Threats to U.S. financial system remain elevated, regulators say
WASHINGTON — The nation’s top financial regulators told Congress Friday that threats to U.S. financial stability remain elevated even though the country has recovered from what appears to be the worst economic shocks from the pandemic.
In its annual report on threats to the economy, the Financial Stability Oversight Council highlighted for the first time climate change as an emerging risk, citing among other things potential loan losses from floods and forest fires.
The Biden administration has made climate change a top priority, reversing the decision by the Trump administration to pull the United States out of the Paris climate agreement.
The council is chaired by Federal Reserve Chair Jerome Powell, Treasury Secretary Janet Yellen, and the heads of other regulatory agencies, including the Securities and Exchange Commission, the Federal Deposit Insurance Corp. and the Office of the Comptroller of the Currency.
The council was created by Congress in 2010 to address gaps in coordination among financial regulators that were exposed by the 2008 financial crisis.
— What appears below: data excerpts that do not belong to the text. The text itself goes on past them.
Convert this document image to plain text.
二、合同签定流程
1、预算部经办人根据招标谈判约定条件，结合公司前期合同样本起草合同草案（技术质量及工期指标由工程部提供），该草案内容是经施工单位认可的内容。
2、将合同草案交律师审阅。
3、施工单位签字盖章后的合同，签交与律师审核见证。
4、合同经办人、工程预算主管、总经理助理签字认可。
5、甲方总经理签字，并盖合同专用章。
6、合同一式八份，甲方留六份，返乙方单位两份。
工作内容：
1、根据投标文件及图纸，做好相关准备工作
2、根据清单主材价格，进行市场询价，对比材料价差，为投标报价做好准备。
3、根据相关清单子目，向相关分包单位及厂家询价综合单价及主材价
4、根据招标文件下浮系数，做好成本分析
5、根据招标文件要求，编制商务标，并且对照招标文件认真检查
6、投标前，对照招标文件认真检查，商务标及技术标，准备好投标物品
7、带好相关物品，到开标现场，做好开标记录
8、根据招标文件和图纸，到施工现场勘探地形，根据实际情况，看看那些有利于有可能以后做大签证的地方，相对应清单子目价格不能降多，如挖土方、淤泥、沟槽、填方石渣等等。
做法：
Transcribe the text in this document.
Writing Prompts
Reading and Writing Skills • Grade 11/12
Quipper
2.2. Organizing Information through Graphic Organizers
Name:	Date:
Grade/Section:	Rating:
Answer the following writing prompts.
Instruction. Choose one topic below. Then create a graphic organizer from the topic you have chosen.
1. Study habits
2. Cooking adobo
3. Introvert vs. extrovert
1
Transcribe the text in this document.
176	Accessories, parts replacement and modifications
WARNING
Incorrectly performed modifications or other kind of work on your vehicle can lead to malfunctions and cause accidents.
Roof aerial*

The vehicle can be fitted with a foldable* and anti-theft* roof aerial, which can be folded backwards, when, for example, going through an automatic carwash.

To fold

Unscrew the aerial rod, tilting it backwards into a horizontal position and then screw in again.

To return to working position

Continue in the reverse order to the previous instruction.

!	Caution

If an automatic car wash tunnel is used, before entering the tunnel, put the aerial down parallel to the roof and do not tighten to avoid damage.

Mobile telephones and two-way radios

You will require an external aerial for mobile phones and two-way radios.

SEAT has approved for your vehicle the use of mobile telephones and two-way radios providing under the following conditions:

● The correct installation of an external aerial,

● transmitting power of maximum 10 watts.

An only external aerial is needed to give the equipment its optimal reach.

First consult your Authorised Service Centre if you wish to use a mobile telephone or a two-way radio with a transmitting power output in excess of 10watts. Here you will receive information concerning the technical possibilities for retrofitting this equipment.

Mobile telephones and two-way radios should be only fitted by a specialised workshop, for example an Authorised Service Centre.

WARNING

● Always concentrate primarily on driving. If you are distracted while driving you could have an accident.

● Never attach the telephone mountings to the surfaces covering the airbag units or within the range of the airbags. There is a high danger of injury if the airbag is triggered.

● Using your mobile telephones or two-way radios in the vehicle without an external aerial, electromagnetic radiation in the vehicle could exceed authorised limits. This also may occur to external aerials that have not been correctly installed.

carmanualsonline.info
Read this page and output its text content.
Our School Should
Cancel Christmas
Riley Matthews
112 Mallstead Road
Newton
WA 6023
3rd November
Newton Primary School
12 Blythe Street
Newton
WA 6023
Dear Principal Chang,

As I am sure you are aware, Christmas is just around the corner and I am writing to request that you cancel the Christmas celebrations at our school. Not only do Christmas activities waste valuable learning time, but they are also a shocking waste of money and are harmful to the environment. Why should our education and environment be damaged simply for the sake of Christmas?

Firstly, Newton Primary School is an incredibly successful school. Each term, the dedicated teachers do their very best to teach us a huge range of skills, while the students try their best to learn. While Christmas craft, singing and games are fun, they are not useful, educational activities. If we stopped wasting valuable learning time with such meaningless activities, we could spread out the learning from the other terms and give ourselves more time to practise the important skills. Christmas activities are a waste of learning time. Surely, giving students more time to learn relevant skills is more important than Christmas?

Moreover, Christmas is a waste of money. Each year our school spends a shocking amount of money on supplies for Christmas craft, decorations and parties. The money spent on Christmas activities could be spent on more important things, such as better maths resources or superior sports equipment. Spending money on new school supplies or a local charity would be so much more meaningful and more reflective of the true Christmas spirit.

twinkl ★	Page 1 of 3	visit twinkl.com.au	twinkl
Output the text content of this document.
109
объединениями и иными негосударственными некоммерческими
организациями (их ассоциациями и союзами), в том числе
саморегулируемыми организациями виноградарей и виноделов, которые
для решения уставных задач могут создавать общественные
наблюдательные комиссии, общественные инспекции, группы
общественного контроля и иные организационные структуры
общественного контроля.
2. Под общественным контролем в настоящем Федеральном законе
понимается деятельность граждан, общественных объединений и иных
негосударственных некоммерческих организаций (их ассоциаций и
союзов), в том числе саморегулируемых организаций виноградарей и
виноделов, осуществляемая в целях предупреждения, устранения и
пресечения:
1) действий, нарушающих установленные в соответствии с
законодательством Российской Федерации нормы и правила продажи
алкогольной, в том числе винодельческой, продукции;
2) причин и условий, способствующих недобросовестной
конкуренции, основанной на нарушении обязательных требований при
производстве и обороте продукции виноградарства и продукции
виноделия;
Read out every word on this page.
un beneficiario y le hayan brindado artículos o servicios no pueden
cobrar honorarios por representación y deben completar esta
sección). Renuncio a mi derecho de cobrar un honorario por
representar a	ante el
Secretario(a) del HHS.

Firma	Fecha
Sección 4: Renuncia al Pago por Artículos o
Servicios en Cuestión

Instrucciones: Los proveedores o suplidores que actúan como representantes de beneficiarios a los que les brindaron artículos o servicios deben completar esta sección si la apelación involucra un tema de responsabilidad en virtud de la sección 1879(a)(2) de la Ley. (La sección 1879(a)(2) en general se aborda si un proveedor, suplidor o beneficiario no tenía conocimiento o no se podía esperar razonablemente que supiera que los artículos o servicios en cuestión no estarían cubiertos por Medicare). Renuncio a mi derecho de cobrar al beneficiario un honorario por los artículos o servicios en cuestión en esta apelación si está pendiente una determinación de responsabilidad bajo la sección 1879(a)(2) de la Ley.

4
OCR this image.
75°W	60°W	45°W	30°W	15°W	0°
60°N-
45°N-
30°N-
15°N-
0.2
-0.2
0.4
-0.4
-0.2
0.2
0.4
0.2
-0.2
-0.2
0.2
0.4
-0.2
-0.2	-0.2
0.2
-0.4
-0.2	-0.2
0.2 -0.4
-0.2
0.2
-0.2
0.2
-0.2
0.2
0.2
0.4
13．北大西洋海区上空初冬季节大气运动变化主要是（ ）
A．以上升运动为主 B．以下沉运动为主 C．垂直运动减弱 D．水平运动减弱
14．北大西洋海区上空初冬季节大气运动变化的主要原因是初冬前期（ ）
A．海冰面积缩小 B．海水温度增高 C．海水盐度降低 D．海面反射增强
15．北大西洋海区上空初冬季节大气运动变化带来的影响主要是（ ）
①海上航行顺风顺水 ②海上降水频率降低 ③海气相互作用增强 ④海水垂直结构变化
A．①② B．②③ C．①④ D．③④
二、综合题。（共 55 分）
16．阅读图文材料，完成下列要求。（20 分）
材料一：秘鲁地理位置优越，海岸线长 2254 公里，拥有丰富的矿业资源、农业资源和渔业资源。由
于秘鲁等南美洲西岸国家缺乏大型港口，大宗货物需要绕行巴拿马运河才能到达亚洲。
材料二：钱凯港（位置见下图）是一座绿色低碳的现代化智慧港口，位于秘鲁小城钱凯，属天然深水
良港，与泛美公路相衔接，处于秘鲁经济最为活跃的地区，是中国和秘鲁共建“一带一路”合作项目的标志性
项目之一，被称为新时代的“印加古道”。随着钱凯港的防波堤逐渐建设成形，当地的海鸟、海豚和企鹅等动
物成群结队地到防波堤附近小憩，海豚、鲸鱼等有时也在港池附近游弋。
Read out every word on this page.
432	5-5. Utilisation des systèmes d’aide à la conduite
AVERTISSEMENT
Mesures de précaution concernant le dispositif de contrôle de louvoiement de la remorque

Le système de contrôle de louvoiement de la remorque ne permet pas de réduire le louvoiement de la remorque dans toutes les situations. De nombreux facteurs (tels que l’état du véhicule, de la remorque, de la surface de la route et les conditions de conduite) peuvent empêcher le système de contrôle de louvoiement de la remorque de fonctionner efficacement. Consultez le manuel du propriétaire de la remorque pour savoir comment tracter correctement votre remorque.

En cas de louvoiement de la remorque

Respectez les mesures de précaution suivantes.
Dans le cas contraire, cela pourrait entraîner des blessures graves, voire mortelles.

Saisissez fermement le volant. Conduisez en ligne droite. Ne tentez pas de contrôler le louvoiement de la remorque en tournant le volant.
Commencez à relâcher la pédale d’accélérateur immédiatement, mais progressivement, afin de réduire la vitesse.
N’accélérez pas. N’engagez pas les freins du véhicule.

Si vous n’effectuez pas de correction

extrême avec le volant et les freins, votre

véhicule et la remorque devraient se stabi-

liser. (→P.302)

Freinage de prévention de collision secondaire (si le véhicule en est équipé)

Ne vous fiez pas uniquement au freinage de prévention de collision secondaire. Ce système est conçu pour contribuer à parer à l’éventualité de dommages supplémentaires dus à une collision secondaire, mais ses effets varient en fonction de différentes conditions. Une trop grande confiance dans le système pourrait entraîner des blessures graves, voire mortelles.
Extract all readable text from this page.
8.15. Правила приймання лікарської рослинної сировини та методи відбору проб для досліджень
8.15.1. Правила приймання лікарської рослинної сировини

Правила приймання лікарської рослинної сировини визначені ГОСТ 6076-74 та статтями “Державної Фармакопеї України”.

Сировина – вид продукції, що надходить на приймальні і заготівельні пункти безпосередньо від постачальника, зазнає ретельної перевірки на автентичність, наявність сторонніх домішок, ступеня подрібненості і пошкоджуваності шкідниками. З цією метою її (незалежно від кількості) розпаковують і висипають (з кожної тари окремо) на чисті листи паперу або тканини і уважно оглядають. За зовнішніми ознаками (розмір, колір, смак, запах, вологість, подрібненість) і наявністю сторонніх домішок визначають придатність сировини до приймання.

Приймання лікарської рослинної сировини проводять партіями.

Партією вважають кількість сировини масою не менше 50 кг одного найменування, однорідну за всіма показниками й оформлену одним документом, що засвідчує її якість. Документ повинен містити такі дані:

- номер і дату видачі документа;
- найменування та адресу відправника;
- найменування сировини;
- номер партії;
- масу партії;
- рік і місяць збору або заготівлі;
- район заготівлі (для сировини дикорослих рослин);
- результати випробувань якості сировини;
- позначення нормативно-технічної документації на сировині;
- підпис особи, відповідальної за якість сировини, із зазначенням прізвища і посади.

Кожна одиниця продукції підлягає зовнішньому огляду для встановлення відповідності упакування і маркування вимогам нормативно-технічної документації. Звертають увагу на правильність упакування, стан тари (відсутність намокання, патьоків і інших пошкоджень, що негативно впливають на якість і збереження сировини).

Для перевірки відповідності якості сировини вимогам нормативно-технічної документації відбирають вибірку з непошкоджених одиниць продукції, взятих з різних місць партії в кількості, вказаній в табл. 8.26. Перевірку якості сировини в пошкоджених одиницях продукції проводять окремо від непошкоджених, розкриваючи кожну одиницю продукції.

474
The council is required to issue an annual report to Congress assessing risks to the financial system.
Yellen, speaking before the panel approved the report Friday, said the turmoil that enveloped financial markets after COVID-19 hit in March 2020 had been dealt with quickly by the Federal Reserve and other agencies. She said the response showed that the “financial system is far more shock resistant” than it was when the 2008 crisis struck.
While there have been improvements, Yellen said the council still found that risks to financial stability were elevated as compared with the period before the pandemic.
Another emerging threat listed in the council report is cybersecurity.
The council argued that more needs to be done to protect banks and other financial institutions from ransomware, malware attacks and data breaches.
The report also noted just how much remains unknown right now. Among the concerns were the now rapid-spreading omicron variant of the virus, a recent but persistent spike in inflation, and concerns that financial turmoil in China could adversely affect the U.S. and global economy.
“Global economic activity in the COVID-19 era has been unusually volatile, with periods of economic shutdowns followed by rapid growth amid reopening,” the report said.
As part of the response to climate change, on Friday the council approved the creation of an interagency working group to monitor climate change risks.